Mi marido se fue a vivir con su amante… Así que llevé a su madre, que estaba postrada en cama, hasta su puerta, y lo que dije antes de irme los dejó sin palabras.

Daniel y yo llevábamos siete años casados.

No era perfecto, pero yo creía en el compromiso. Creía en quedarme cuando las cosas se ponían difíciles.

Esa creencia surgió cuando acepté que su madre, Elena, viniera a vivir con nosotros.

Había sufrido un derrame cerebral antes de nuestra boda. Un lado de su cuerpo estaba paralizado. Dependía de ayuda para todo: comer, bañarse, moverse, incluso darse la vuelta en la cama.

Al principio, me dije que solo sería temporal.

Pero los meses se convirtieron en años.

Y de alguna manera, me convertí en su cuidadora a tiempo completo… mientras su propio hijo se alejaba poco a poco de toda responsabilidad.
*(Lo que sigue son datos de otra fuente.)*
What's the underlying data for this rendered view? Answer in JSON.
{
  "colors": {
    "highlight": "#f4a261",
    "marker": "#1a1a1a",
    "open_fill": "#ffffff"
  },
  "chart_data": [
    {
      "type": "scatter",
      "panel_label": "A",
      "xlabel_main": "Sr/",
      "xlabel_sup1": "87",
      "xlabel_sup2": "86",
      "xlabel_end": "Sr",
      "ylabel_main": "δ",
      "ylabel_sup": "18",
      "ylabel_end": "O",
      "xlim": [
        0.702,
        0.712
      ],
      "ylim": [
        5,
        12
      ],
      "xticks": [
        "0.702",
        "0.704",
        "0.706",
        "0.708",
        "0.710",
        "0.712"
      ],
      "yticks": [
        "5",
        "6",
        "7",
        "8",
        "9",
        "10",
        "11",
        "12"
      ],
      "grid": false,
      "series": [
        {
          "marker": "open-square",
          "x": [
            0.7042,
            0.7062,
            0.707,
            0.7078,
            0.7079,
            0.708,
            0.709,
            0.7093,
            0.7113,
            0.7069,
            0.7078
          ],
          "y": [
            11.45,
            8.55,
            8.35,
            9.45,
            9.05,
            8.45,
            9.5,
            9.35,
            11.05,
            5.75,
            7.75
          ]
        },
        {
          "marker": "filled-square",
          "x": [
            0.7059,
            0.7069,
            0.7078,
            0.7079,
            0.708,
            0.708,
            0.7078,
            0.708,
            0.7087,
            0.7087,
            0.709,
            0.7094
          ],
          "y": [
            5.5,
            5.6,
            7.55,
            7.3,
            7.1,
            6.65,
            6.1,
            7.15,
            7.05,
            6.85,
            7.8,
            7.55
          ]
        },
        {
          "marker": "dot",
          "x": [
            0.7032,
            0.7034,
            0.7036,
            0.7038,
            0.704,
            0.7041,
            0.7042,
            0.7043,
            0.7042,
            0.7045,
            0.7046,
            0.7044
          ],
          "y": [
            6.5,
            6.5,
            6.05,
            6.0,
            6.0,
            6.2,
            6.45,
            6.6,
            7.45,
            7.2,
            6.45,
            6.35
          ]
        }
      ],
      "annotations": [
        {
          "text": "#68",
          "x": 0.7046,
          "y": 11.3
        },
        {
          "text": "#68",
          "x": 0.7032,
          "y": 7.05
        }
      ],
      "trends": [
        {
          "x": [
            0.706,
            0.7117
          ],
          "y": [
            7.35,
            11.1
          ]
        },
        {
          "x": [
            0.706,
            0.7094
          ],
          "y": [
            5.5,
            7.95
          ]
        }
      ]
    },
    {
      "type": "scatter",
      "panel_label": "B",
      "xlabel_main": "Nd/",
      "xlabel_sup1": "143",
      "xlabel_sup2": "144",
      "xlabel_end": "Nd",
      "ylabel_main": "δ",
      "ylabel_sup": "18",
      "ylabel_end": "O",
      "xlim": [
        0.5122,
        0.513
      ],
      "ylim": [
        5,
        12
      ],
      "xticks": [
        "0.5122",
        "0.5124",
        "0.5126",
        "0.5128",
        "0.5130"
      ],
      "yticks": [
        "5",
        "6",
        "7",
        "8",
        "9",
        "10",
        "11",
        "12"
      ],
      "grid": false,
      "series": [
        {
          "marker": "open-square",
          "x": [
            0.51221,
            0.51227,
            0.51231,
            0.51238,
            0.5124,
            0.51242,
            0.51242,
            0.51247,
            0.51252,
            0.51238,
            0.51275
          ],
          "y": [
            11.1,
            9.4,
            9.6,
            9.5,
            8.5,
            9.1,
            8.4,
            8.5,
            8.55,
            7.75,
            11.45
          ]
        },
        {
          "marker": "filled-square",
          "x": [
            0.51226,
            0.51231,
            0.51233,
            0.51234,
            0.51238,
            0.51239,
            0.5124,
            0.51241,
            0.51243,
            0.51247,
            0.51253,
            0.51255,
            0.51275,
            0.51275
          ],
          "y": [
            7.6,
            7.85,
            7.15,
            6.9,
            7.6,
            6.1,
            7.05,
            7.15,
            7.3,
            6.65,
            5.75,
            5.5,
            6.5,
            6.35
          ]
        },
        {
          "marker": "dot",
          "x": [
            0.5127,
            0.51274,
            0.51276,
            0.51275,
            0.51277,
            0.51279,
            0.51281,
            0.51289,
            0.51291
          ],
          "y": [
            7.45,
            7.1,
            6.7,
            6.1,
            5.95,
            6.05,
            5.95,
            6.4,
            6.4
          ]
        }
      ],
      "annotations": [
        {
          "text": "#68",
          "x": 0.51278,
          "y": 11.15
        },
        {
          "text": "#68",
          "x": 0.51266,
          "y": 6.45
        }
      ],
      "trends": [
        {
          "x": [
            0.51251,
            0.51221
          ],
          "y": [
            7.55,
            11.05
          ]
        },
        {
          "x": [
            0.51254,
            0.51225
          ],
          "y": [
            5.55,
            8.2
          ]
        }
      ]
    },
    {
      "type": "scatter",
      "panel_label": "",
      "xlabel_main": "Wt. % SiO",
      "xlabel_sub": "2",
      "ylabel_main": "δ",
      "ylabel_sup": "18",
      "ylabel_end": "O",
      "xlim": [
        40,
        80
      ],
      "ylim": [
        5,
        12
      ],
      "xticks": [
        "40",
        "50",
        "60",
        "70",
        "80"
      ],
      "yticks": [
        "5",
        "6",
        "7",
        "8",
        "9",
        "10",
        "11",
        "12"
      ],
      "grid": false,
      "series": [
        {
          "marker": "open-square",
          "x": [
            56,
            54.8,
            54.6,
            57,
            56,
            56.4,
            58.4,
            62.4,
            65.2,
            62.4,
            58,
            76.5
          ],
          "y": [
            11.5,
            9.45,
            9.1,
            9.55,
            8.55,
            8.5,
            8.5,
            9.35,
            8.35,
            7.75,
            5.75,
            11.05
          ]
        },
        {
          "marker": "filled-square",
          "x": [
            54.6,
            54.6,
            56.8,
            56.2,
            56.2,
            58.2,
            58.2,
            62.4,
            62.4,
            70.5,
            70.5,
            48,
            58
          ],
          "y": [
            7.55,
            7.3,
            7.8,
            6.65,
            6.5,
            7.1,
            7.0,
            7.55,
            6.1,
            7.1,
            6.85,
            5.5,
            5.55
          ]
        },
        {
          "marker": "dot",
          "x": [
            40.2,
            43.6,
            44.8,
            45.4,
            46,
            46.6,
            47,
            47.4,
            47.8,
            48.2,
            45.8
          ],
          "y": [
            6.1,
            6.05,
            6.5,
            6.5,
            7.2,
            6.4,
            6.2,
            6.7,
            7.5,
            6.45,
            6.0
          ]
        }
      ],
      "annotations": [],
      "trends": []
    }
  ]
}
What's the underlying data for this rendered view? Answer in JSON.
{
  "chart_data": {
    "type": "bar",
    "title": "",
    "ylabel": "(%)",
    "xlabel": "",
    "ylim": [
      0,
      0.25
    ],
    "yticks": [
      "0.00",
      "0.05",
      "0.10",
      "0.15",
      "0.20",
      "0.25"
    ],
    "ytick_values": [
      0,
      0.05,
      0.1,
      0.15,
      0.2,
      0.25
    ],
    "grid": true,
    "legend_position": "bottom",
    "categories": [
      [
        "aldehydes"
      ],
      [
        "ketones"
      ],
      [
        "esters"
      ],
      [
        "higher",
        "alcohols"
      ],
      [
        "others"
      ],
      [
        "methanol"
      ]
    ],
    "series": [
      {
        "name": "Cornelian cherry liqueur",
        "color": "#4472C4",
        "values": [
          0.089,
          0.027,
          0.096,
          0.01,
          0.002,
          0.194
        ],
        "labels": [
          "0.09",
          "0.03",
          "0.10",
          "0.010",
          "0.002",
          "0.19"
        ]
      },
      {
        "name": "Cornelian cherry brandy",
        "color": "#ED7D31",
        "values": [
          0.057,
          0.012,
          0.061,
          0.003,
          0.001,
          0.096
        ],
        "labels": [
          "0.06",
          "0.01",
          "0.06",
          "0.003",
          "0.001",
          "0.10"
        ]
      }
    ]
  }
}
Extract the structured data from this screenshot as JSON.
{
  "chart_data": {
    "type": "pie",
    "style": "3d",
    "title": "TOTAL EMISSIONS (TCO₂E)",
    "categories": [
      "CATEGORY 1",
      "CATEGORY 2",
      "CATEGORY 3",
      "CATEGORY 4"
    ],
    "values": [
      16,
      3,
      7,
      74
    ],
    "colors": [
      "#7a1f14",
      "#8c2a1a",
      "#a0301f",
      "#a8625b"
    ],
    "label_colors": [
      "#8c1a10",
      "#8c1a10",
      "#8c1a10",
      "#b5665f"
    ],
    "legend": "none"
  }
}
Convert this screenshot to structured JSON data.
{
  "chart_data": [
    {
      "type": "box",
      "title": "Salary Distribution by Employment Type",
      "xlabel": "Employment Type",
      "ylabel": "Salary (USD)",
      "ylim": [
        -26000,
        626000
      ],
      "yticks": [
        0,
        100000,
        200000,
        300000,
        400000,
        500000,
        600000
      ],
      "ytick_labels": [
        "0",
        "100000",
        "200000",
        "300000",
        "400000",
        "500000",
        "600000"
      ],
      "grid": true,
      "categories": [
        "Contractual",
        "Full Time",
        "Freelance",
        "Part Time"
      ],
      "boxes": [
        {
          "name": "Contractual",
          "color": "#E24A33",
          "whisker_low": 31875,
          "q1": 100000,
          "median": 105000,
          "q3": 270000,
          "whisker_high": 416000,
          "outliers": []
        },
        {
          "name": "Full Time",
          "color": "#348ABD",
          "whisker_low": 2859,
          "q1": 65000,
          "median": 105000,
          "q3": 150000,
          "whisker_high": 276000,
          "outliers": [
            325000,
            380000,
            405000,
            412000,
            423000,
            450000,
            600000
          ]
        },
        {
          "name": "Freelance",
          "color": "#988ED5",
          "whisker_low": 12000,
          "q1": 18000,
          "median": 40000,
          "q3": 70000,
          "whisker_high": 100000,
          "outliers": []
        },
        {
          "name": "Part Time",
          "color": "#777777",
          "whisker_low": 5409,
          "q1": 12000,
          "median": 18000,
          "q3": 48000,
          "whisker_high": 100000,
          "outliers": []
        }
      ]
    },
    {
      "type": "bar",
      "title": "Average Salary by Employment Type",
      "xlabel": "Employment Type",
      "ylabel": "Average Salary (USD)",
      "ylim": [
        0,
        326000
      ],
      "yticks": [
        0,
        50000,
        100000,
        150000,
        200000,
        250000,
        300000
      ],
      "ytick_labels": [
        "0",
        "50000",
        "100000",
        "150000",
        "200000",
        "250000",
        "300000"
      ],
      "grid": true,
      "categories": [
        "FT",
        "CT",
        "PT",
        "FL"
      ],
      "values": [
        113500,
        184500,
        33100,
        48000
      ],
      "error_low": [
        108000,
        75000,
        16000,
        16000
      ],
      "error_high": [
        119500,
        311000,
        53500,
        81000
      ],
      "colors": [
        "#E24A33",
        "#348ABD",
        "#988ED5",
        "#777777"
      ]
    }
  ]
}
Cada día seguía la misma rutina.

Me despertaba temprano, la ayudaba a levantarse de la cama, le daba de comer, le daba la medicina, la limpiaba y le cambiaba las sábanas. Por la noche, me quedaba atenta por si necesitaba moverse o ir al baño.

¿Y Daniel?

Trabajaba, volvía a casa y se desconectaba.